CSW Broadband is delivering Superfast Broadband (min 24Mbps) across Coventry Solihull and Warwickshire to places where commercial providers won’t offer a service. This is being achieved by rolling out high speed fibre optic cables and equipment, which is available to Internet Service Providers (ISP) to deliver their products, including high speed fibre optic broadband, to you. This allows you to choose the ISP and the products that suit your needs – and your wallet. What we will be buying is known as Next Generation Access (NGA). This refers to the actual broadband network, as opposed to superfast broadband which is one of the services that will be delivered over the network.
Work is already underway in some areas as a result of an initial round of public funding. Further funds have now become available and to secure them and then to expand the scope of the project we need up to date information about broadband that people receive or is available to them if they want it.
We can only use public funding for places which will not receive Superfast Broadband as a result of earlier rollout i.e. installed by a supplier in the normal course of their business, or through the first CSW Broadband project. Now that we have the funding and are planning the second stage of our rollout. We need to confirm which areas are eligible for our assistance – and this is where we need your help!
A key part of the consultation is our mapping. The State Aid Intervention Map – NGA shows the State Aid intervention area – in other words where we believe we will be legally able to spend public money. PLEASE NOTE: this is not a broadband coverage map!

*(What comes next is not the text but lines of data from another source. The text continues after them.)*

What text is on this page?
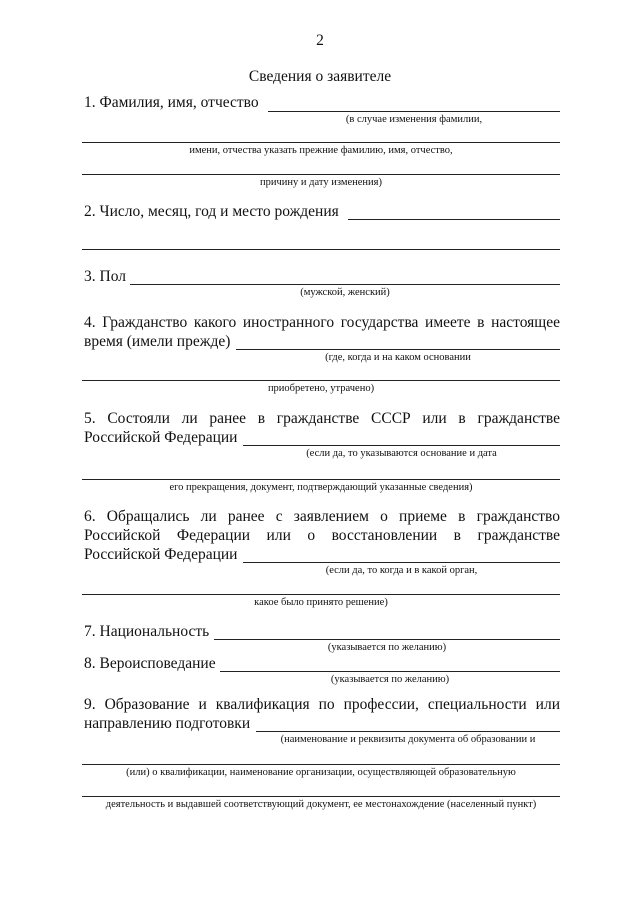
2
Сведения о заявителе
1. Фамилия, имя, отчество
(в случае изменения фамилии,
имени, отчества указать прежние фамилию, имя, отчество,
причину и дату изменения)
2. Число, месяц, год и место рождения
3. Пол
(мужской, женский)
4. Гражданство какого иностранного государства имеете в настоящее
время (имели прежде)
(где, когда и на каком основании
приобретено, утрачено)
5. Состояли ли ранее в гражданстве СССР или в гражданстве
Российской Федерации
(если да, то указываются основание и дата
его прекращения, документ, подтверждающий указанные сведения)
6. Обращались ли ранее с заявлением о приеме в гражданство
Российской Федерации или о восстановлении в гражданстве
Российской Федерации
(если да, то когда и в какой орган,
какое было принято решение)
7. Национальность
(указывается по желанию)
8. Вероисповедание
(указывается по желанию)
9. Образование и квалификация по профессии, специальности или
направлению подготовки
(наименование и реквизиты документа об образовании и
(или) о квалификации, наименование организации, осуществляющей образовательную
деятельность и выдавшей соответствующий документ, ее местонахождение (населенный пункт)
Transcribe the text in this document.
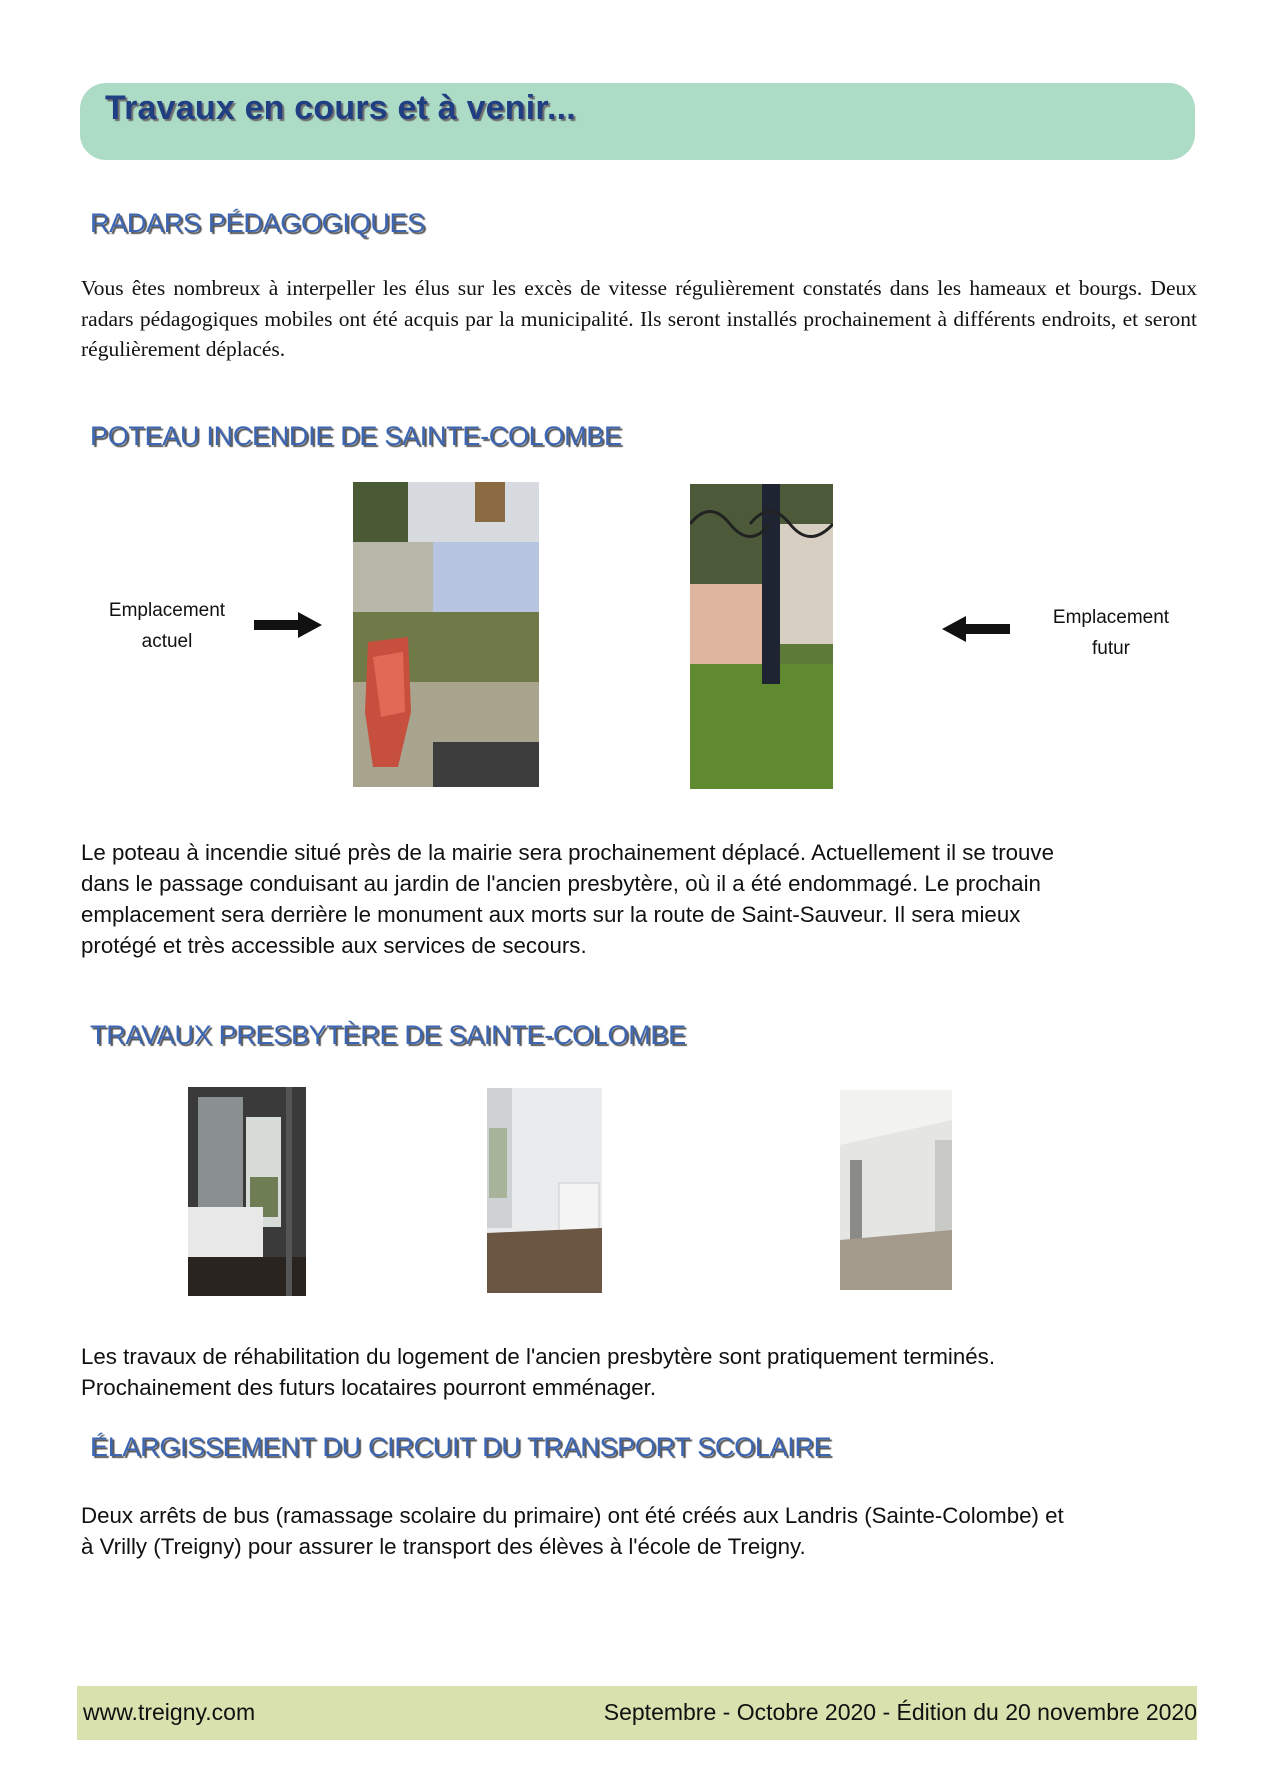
Travaux en cours et à venir...
RADARS PÉDAGOGIQUES

Vous êtes nombreux à interpeller les élus sur les excès de vitesse régulièrement constatés dans les hameaux et bourgs. Deux radars pédagogiques mobiles ont été acquis par la municipalité. Ils seront installés prochainement à différents endroits, et seront régulièrement déplacés.

POTEAU INCENDIE DE SAINTE-COLOMBE
Emplacement
actuel
Emplacement
futur
Le poteau à incendie situé près de la mairie sera prochainement déplacé. Actuellement il se trouve
dans le passage conduisant au jardin de l'ancien presbytère, où il a été endommagé. Le prochain
emplacement sera derrière le monument aux morts sur la route de Saint-Sauveur. Il sera mieux
protégé et très accessible aux services de secours.
TRAVAUX PRESBYTÈRE DE SAINTE-COLOMBE
Les travaux de réhabilitation du logement de l'ancien presbytère sont pratiquement terminés.
Prochainement des futurs locataires pourront emménager.
ÉLARGISSEMENT DU CIRCUIT DU TRANSPORT SCOLAIRE
Deux arrêts de bus (ramassage scolaire du primaire) ont été créés aux Landris (Sainte-Colombe) et
à Vrilly (Treigny) pour assurer le transport des élèves à l'école de Treigny.
www.treigny.com	Septembre - Octobre 2020 - Édition du 20 novembre 2020
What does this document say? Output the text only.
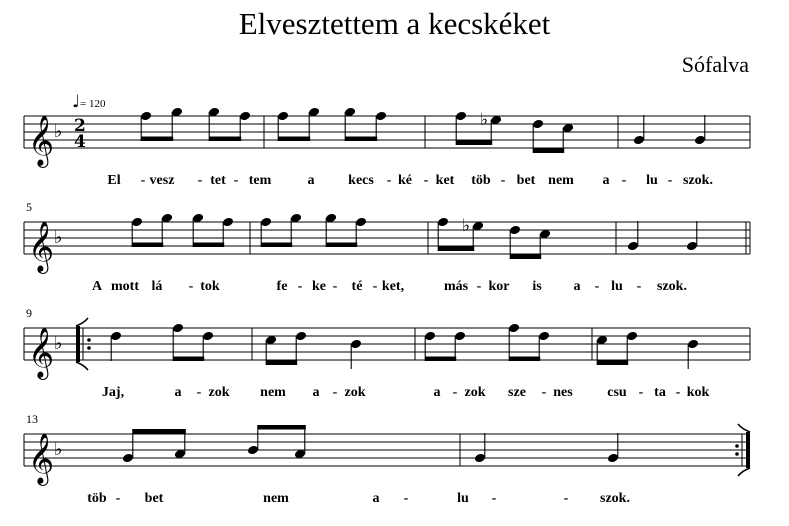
Elvesztettem a kecskéket
Sófalva
♩= 120
5
9
13
𝄞 ♭ 2
4
♭
El - vesz - tet - tem	a kecs - ké - ket töb - bet nem a - lu - szok.
𝄞 ♭
♭
A mott lá - tok	fe - ke - té - ket,	más - kor is a - lu - szok.
𝄞 ♭
Jaj,	a - zok nem a - zok	a - zok sze - nes csu - ta - kok
𝄞 ♭
töb - bet	nem	a -	lu -	- szok.
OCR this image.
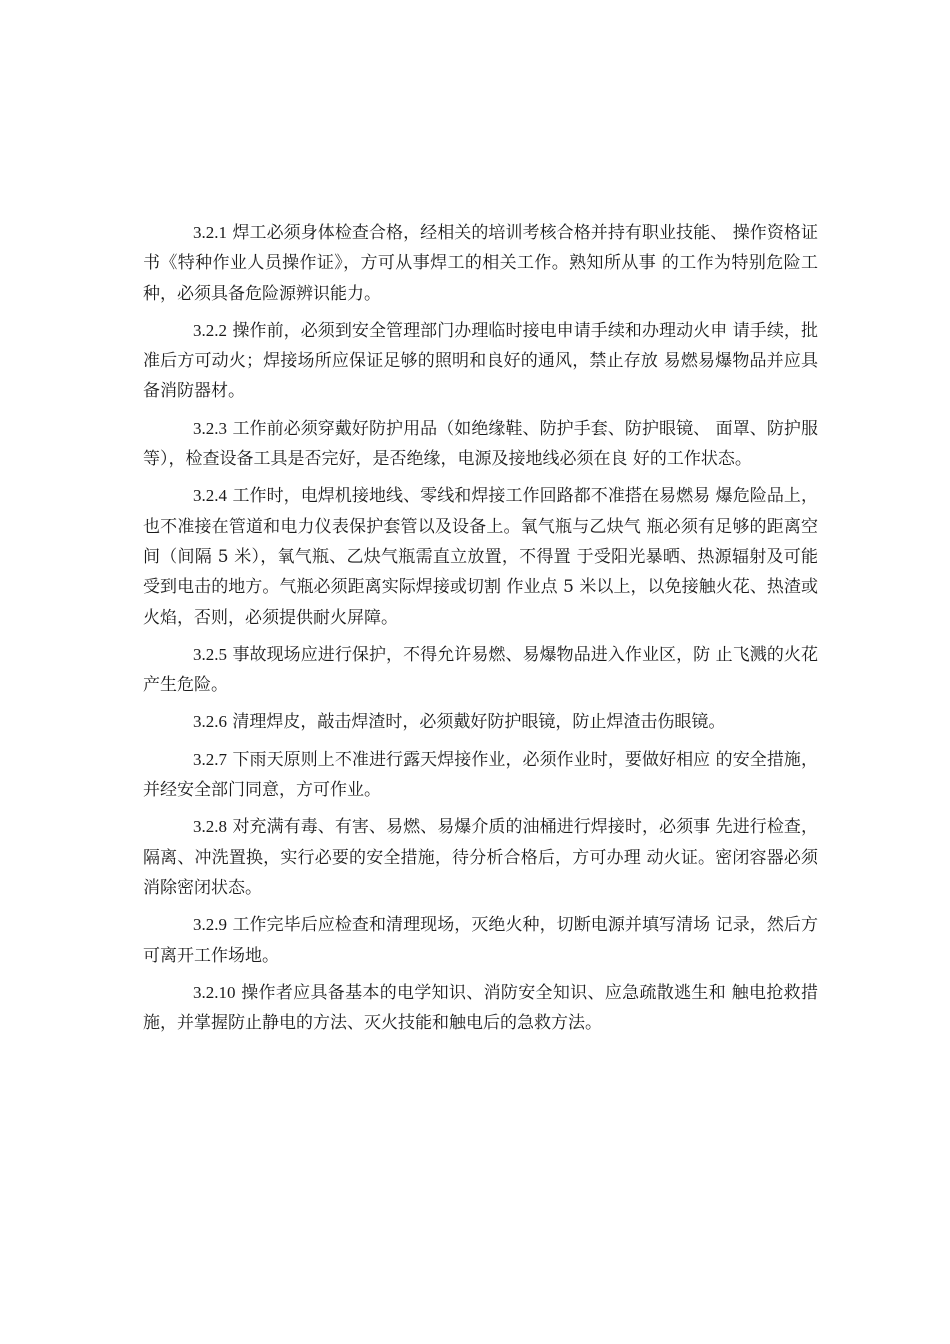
3.2.1 焊工必须身体检查合格，经相关的培训考核合格并持有职业技能、 操作资格证书《特种作业人员操作证》，方可从事焊工的相关工作。熟知所从事 的工作为特别危险工种，必须具备危险源辨识能力。

3.2.2 操作前，必须到安全管理部门办理临时接电申请手续和办理动火申 请手续，批准后方可动火；焊接场所应保证足够的照明和良好的通风，禁止存放 易燃易爆物品并应具备消防器材。

3.2.3 工作前必须穿戴好防护用品（如绝缘鞋、防护手套、防护眼镜、 面罩、防护服等），检查设备工具是否完好，是否绝缘，电源及接地线必须在良 好的工作状态。

3.2.4 工作时，电焊机接地线、零线和焊接工作回路都不准搭在易燃易 爆危险品上，也不准接在管道和电力仪表保护套管以及设备上。氧气瓶与乙炔气 瓶必须有足够的距离空间（间隔 5 米），氧气瓶、乙炔气瓶需直立放置，不得置 于受阳光暴晒、热源辐射及可能受到电击的地方。气瓶必须距离实际焊接或切割 作业点 5 米以上，以免接触火花、热渣或火焰，否则，必须提供耐火屏障。

3.2.5 事故现场应进行保护，不得允许易燃、易爆物品进入作业区，防 止飞溅的火花产生危险。

3.2.6 清理焊皮，敲击焊渣时，必须戴好防护眼镜，防止焊渣击伤眼镜。

3.2.7 下雨天原则上不准进行露天焊接作业，必须作业时，要做好相应 的安全措施，并经安全部门同意，方可作业。

3.2.8 对充满有毒、有害、易燃、易爆介质的油桶进行焊接时，必须事 先进行检查，隔离、冲洗置换，实行必要的安全措施，待分析合格后，方可办理 动火证。密闭容器必须消除密闭状态。

3.2.9 工作完毕后应检查和清理现场，灭绝火种，切断电源并填写清场 记录，然后方可离开工作场地。

3.2.10 操作者应具备基本的电学知识、消防安全知识、应急疏散逃生和 触电抢救措施，并掌握防止静电的方法、灭火技能和触电后的急救方法。
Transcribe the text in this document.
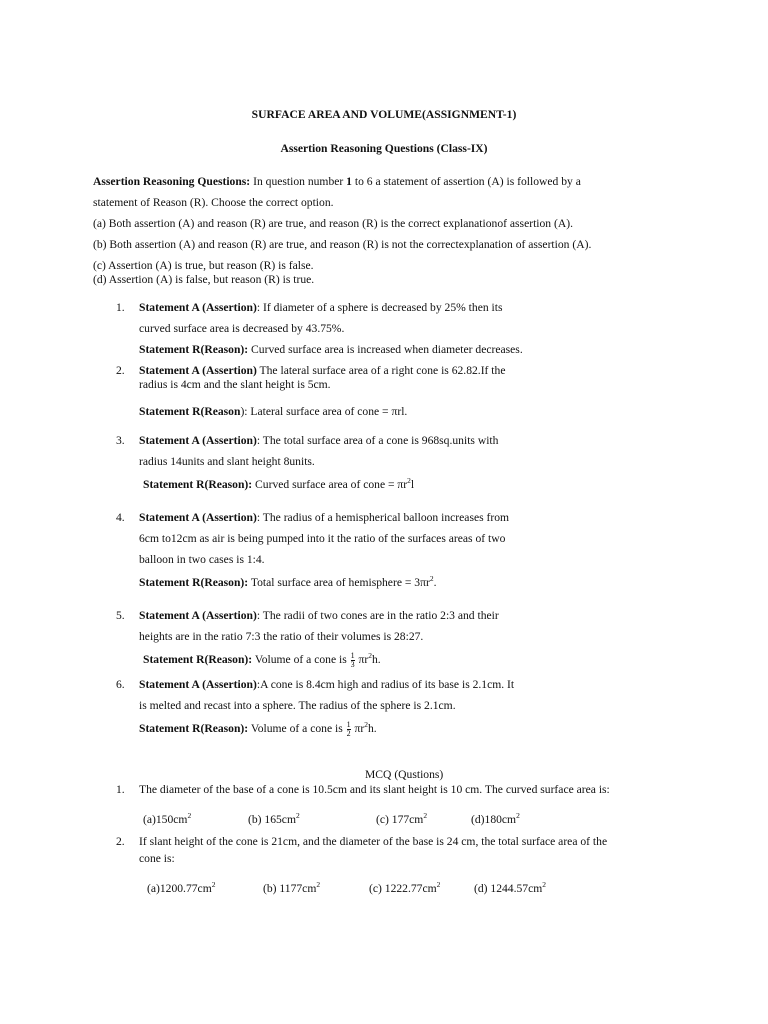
SURFACE AREA AND VOLUME(ASSIGNMENT-1)
Assertion Reasoning Questions (Class-IX)
Assertion Reasoning Questions: In question number 1 to 6 a statement of assertion (A) is followed by a
statement of Reason (R). Choose the correct option.
(a) Both assertion (A) and reason (R) are true, and reason (R) is the correct explanationof assertion (A).
(b) Both assertion (A) and reason (R) are true, and reason (R) is not the correctexplanation of assertion (A).
(c) Assertion (A) is true, but reason (R) is false.
(d) Assertion (A) is false, but reason (R) is true.
1. Statement A (Assertion): If diameter of a sphere is decreased by 25% then its
curved surface area is decreased by 43.75%.
Statement R(Reason): Curved surface area is increased when diameter decreases.
2. Statement A (Assertion) The lateral surface area of a right cone is 62.82.If the
radius is 4cm and the slant height is 5cm.
Statement R(Reason): Lateral surface area of cone = πrl.
3. Statement A (Assertion): The total surface area of a cone is 968sq.units with
radius 14units and slant height 8units.
Statement R(Reason): Curved surface area of cone = $\pi r^2l$
4. Statement A (Assertion): The radius of a hemispherical balloon increases from
6cm to12cm as air is being pumped into it the ratio of the surfaces areas of two
balloon in two cases is 1:4.
Statement R(Reason): Total surface area of hemisphere = $3\pi r^2$.
5. Statement A (Assertion): The radii of two cones are in the ratio 2:3 and their
heights are in the ratio 7:3 the ratio of their volumes is 28:27.
Statement R(Reason): Volume of a cone is $\frac{1}{3} \pi r^2h$.
6. Statement A (Assertion):A cone is 8.4cm high and radius of its base is 2.1cm. It
is melted and recast into a sphere. The radius of the sphere is 2.1cm.
Statement R(Reason): Volume of a cone is $\frac{1}{2} \pi r^2h$.
MCQ (Qustions)
1. The diameter of the base of a cone is 10.5cm and its slant height is 10 cm. The curved surface area is:
$(a)150cm^2$	(b) $165cm^2$	(c) $177cm^2$	$(d)180cm^2$
2. If slant height of the cone is 21cm, and the diameter of the base is 24 cm, the total surface area of the
cone is:
$(a)1200.77cm^2$	(b) $1177cm^2$	(c) $1222.77cm^2$	(d) $1244.57cm^2$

The map has four different shadings using seven digit postcode resolution:
- Black = where two or more providers have stated that they will be providing NGA services
- Grey = where one provider has stated that they will be providing NGA services
- Hatched = conditional white. This means that a provider has previously said that they would provide coverage but has not done so yet
- White (shaded pink on the map) = Areas that we can invest in and which may be included in the Invitation to Tender
Because the map aims to define the Intervention Area it differs significantly from the Superfast Broadband Availability maps we produce to track the rollout.
Consider a postcode where 89 out of 100 homes or businesses have been connected to the NGA network, on the Intervention Map this would be shown as No provider because there are still 11 homes or businesses to be connected. However, on the Superfast Broadband Availability maps it would be shown as Available with our usual caveat that you must check availability for your own home or business using the commercial provider’s website.
By mapping partial postcodes as white (pink) we retain the option to invest in these areas if intervention is required to ensure availability of superfast broadband.
For the planned rollout under the current CSW Broadband project please refer to our 12-month rolling plan and associated map.
BDUK has introduced very strict criteria as to what qualifies as grey, and we have applied this rigorously so as to minimise the grey areas as far as possible. For NGA, each postcode is turned Grey if:
- BT has upgraded the network infrastructure serving the area AND ALL premises within the postcode have an estimated (VDSL2 for FTTC) Access Line Speed of more than 15Mbps;
- OR, if Virgin Media serve 90% or more of premises within a postcode;
- OR, if it is in an area that is served by an alternative fibre-based, NGA fixed wireless or other qualifying technology that meets the requirements of the BDUK NGA Technology Guidelines.
- Each postcode is turned Black for NGA if it satisfies at least two of these conditions. Postcodes that satisfy one of these conditions is turned grey. All other postcodes remain White.
- Where 2 operators have declared partial coverage of premises within a postcode, a complete overlap of coverage is assumed, e.g. if a postcode contains 30 premises and operator A serves 10 premises and operator B serves 25 premises with Superfast Broadband, 5 premises are considered to be NGA white.
- Even 1 premise under 15Mbps would turn a postcode white, even though 99% may have NGA coverage.
BDUK are being pessimistic about expected coverage and this is reflected in the mapping. Furthermore, we are aggressively enforcing white areas to maximise potential coverage.
The priority for CSW Broadband will be to use the available public funding to provide a ‘step change’ in broadband capability for premises currently getting relatively slow broadband speeds (less than 15Mbps). Therefore, in the first instance, the focus of the forthcoming procurement under the BDUK Framework will be the NGA White areas identified in the State Aid Map below. However, the project reserves the right to consider extending intervention to the areas classified as “Conditional White” in the event that the risks of these premises not achieving Superfast Broadband is verified.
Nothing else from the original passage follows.